I spent a lot of my time in my room the next couple of weeks thinking and praying about everything that was going on, while my parents spent a lot of their time making sure my sisters and I were okay when they weren’t at the doctor’s office. After my parents got back from their second doctor’s appointment, my mom came in to tell me about what her doctor said.
“Hey Jarod. Whacha doing?” she asked me.
“Oh, nothing, just some homework. How was your doctor’s appointment?’
“It was fine, but I wanted to tell you about what the doctor said about the cancer I have.”
“Oh, okay what?”
“Well it turns out I have two types of lymphoma. And I don’t have the worst type of lymphoma there is, but one type of cancer that can’t completely be cured.”
“So it will just lay dormant in you your whole life?” I asked with a confused face.
“Well, it won’t necessarily be dormant. It has a chance of coming back.”
“SO WHAT’S THE POINT OF EVEN HAVING MEDICINE IF IT WON’T CURE THE CANCER!?!” I shouted while tears were building up in my eyes.
“Because the medicine will help, and it doesn’t have a high chance of coming back after the medicine,” my mom told me while tears were building up in her eyes as well. At that point I didn’t know what to say, so I just laid down on my bed and cried. My mom stood in the middle of my room and slowly walked out.

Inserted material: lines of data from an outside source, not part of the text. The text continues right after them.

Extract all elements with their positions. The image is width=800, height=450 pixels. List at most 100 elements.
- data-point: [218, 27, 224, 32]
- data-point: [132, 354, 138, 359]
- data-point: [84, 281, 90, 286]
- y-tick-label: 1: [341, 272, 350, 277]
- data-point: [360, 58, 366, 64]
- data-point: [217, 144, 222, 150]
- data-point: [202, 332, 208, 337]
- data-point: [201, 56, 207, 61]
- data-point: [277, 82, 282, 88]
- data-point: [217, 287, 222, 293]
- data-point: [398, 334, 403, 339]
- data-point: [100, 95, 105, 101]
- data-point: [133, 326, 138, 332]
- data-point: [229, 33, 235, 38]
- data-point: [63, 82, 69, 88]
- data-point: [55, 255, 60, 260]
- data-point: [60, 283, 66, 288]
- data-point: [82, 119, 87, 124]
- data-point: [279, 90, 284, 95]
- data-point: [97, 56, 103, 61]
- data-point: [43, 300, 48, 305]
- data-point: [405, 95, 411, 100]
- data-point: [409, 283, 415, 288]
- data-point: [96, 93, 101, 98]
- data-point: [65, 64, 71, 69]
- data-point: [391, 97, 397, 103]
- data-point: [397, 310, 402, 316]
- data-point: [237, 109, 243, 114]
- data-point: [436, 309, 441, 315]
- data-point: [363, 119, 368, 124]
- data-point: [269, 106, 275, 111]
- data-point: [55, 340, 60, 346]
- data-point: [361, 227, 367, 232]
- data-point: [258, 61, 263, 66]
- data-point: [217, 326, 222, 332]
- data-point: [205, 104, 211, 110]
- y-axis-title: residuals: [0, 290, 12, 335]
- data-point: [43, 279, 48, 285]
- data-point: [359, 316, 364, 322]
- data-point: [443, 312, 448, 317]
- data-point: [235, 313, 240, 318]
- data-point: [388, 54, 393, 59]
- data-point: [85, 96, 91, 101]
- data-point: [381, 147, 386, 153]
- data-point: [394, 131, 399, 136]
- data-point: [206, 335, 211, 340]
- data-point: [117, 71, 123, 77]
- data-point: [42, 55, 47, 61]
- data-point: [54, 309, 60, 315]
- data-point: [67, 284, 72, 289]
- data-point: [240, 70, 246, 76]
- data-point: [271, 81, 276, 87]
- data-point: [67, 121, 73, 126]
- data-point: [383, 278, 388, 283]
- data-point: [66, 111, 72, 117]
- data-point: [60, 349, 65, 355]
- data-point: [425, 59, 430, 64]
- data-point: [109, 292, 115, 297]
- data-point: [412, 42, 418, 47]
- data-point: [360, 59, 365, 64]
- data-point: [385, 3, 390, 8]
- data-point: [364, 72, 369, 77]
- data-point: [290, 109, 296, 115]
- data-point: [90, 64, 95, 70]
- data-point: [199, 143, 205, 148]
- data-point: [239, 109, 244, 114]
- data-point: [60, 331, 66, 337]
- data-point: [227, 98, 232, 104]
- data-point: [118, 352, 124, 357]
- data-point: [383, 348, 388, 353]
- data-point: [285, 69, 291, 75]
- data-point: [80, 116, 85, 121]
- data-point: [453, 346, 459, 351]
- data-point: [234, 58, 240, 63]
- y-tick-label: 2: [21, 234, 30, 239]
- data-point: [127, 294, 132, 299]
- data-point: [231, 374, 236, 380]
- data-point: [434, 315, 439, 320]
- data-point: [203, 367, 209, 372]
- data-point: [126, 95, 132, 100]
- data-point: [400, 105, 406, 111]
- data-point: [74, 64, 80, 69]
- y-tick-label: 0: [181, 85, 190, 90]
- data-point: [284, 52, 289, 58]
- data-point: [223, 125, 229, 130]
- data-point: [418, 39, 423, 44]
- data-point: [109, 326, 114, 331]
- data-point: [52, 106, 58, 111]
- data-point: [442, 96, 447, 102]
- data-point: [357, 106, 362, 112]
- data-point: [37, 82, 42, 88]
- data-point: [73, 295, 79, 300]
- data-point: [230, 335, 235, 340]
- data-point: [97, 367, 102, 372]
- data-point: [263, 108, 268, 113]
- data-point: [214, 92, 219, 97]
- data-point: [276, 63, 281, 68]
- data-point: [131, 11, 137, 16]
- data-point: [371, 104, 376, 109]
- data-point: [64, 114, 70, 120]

It took a couple of days to realize that it was stupid of me to be mad, so I went to my mom and just said that I was sorry and walked away. I went to my room and thought for a bit about how things are going to be now that my mom has cancer and how just life was going to be.
“God,” I said at the brink of tears. “You know that these last few weeks have been the hardest weeks I have ever had in my life, and even though this whole, I don’t know, thing or chapter of my life, I don’t know… Even though it has been very hard, I can see, I-I know, there has been good in it as well. If this whole whatever never happened, I wouldn’t be as close to my family as I am now. I wouldn’t be as close to You as I am now, and as I said before it has been very hard, but I would not trade this experience for anything. So with all that said um, I just wanted thank you. Um, uh, I’m not saying I’m happy my mom got cancer, I’m saying I’m thankful for all of the good that came from this.”
“Jarod,” my mom said as she slowly opened my door. “I just wanted to make sure you were doing okay.”
“Yeah, I’m doing okay. I’m sorry I’ve been giving you a hard time lately, it’s just been kinda hard adjusting, well more like accepting, everything that’s happened these last few weeks.”
“It’s okay. I know you’ve been having a tough time. It’s been a tough time for everyone. This is just a part of life we have to get use to now.”
“Yeah… okay.” She then made her way to the door. “Mom,” I called out.
“So, you said the type of cancer you have, it’ll never completely be out of you, right?”
“Hmm okay, that’s what I thought,” I said as she walked out of the room and closed the door. I sat on my bed for a little bit. I wasn’t thinking or praying, just sitting. And then I said, “Amen.”